Tuning Option: Disabling TCP_FUSION
This is the proverbial hammer on inserting a tack into a cork board.
Steffen Weiberle wrote:
To turn TCP Fusion off all together, something I have not tested with, the variable do_tcp_fusion can be set from its default 1 to 0.
...
And I would like to note that in OpenSolaris only the do_tcp_fusion setting is available. With the delivery of CR 6826274, the consecutive write counting has been removed.
Network Management has not investigated what the changes were in the final releases of OpenSolaris or more recent Solaris 11 releases from Oracle in regards to TCP_FUSION tuning.
Tuning Guidelines:
The assumption of Network Management is that the common systems administrator is working with well-designed applications, where the application reader is keeping up with the application writer, under Solaris 10. If there are ill-behaved applications under Solaris 10, but one is interested in maintaining the 25%-30% performance improvement, some of the earlier tuning suggestions below will provide much better help than the typical ISV suggested final step.
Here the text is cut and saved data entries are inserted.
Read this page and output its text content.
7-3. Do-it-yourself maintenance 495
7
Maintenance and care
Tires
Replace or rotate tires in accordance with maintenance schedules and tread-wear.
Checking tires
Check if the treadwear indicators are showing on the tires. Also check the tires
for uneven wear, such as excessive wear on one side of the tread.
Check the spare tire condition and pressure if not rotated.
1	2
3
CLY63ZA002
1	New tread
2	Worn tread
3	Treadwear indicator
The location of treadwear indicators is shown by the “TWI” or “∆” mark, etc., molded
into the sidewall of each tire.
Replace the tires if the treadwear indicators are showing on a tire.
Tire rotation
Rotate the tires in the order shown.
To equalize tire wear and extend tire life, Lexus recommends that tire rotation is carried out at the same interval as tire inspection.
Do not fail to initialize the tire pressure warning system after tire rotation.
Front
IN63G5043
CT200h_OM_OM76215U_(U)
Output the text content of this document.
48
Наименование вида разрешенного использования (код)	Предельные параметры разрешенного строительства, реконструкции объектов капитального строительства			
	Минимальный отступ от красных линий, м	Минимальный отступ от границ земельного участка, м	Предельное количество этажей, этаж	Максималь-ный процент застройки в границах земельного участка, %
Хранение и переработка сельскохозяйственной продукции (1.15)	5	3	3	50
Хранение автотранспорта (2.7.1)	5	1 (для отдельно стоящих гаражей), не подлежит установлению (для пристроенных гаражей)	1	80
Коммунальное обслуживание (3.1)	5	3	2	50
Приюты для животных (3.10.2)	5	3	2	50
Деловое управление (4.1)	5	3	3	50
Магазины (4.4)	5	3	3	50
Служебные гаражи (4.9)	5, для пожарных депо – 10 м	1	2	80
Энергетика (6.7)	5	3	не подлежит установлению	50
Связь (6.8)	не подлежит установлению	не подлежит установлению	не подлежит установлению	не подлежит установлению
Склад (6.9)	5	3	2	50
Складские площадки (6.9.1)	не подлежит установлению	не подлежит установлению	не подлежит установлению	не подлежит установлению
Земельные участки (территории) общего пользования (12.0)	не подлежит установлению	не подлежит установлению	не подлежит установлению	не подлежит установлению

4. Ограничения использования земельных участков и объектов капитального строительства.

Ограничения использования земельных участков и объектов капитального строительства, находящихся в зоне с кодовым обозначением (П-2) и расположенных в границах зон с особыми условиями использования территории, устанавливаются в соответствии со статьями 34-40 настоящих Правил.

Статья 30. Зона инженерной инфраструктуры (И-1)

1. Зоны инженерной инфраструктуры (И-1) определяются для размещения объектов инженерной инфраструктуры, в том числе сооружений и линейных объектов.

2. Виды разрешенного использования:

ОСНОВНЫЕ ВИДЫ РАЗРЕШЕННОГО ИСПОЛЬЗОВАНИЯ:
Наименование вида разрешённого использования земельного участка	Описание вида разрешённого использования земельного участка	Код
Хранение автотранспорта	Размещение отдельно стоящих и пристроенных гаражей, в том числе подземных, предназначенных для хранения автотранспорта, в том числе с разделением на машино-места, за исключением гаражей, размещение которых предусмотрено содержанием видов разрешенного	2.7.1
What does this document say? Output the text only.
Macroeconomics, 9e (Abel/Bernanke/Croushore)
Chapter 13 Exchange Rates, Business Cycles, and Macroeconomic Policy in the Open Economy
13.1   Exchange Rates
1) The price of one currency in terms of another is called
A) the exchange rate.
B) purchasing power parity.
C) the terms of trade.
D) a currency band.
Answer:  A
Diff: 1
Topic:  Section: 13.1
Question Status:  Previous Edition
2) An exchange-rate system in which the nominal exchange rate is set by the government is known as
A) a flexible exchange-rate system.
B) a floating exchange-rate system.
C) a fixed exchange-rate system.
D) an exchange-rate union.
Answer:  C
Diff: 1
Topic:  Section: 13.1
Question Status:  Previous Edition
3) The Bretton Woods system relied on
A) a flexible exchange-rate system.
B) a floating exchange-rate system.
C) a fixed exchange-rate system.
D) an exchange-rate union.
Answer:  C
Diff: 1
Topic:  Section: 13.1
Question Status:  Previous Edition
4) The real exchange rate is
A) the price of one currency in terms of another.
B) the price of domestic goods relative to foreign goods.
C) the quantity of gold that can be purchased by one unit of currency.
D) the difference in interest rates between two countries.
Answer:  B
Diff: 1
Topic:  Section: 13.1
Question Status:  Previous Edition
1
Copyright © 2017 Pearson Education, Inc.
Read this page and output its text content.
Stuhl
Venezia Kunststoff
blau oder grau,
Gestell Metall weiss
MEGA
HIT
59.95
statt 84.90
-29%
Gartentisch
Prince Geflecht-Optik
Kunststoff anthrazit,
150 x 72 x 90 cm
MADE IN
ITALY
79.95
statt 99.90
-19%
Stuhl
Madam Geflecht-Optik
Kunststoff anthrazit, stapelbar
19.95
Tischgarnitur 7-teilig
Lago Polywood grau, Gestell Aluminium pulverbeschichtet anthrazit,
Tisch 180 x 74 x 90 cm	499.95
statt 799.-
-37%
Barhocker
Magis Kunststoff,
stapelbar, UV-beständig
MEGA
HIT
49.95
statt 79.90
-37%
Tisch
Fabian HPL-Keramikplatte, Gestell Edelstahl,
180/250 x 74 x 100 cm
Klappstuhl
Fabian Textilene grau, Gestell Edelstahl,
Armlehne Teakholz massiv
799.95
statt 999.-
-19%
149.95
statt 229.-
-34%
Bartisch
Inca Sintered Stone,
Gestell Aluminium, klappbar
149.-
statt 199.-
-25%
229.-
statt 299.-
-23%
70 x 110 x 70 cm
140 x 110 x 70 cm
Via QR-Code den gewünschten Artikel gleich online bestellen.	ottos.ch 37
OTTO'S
Check for TCP_FUSION - 0=off, 1=on (default)
SUN9999/root# echo "do_tcp_fusion/D" | mdb -k
do_tcp_fusion:
do_tcp_fusion: 1
Check for TCP_FUSION unread to written ratio - 0=off, 8=default
SUN9999/root# echo "tcp_fusion_rcv_unread_min/D" | mdb -k
tcp_fusion_rcv_unread_min:
tcp_fusion_rcv_unread_min: 8
Quadruple the TCP_FUSION unread to write ratio and check the results:
SUN9999/root# echo "tcp_fusion_rcv_unread_min/W 32" | mdb -kw
tcp_fusion_rcv_unread_min: 0x8 = 0x20
SUN9999/root# echo "tcp_fusion_rcv_unread_min/D" | mdb -k
tcp_fusion_rcv_unread_min:
tcp_fusion_rcv_unread_min: 32
Disable the unread to write ratio and check the results:
SUN9999/root# echo "tcp_fusion_rcv_unread_min/W 0" | mdb -kw
SUN9999/root# echo "tcp_fusion_rcv_unread_min/D" | mdb -k
tcp_fusion_rcv_unread_min:
tcp_fusion_rcv_unread_min: 0
Finally, disable TCP_FUSION to lose all performance benefits of Solaris, but keep your ISV happy.
SUN9999/root# echo "do_tcp_fusion/W 0" | mdb -kw
May this be helpful for Solaris 10 platform administrators, especially with Network Management platforms!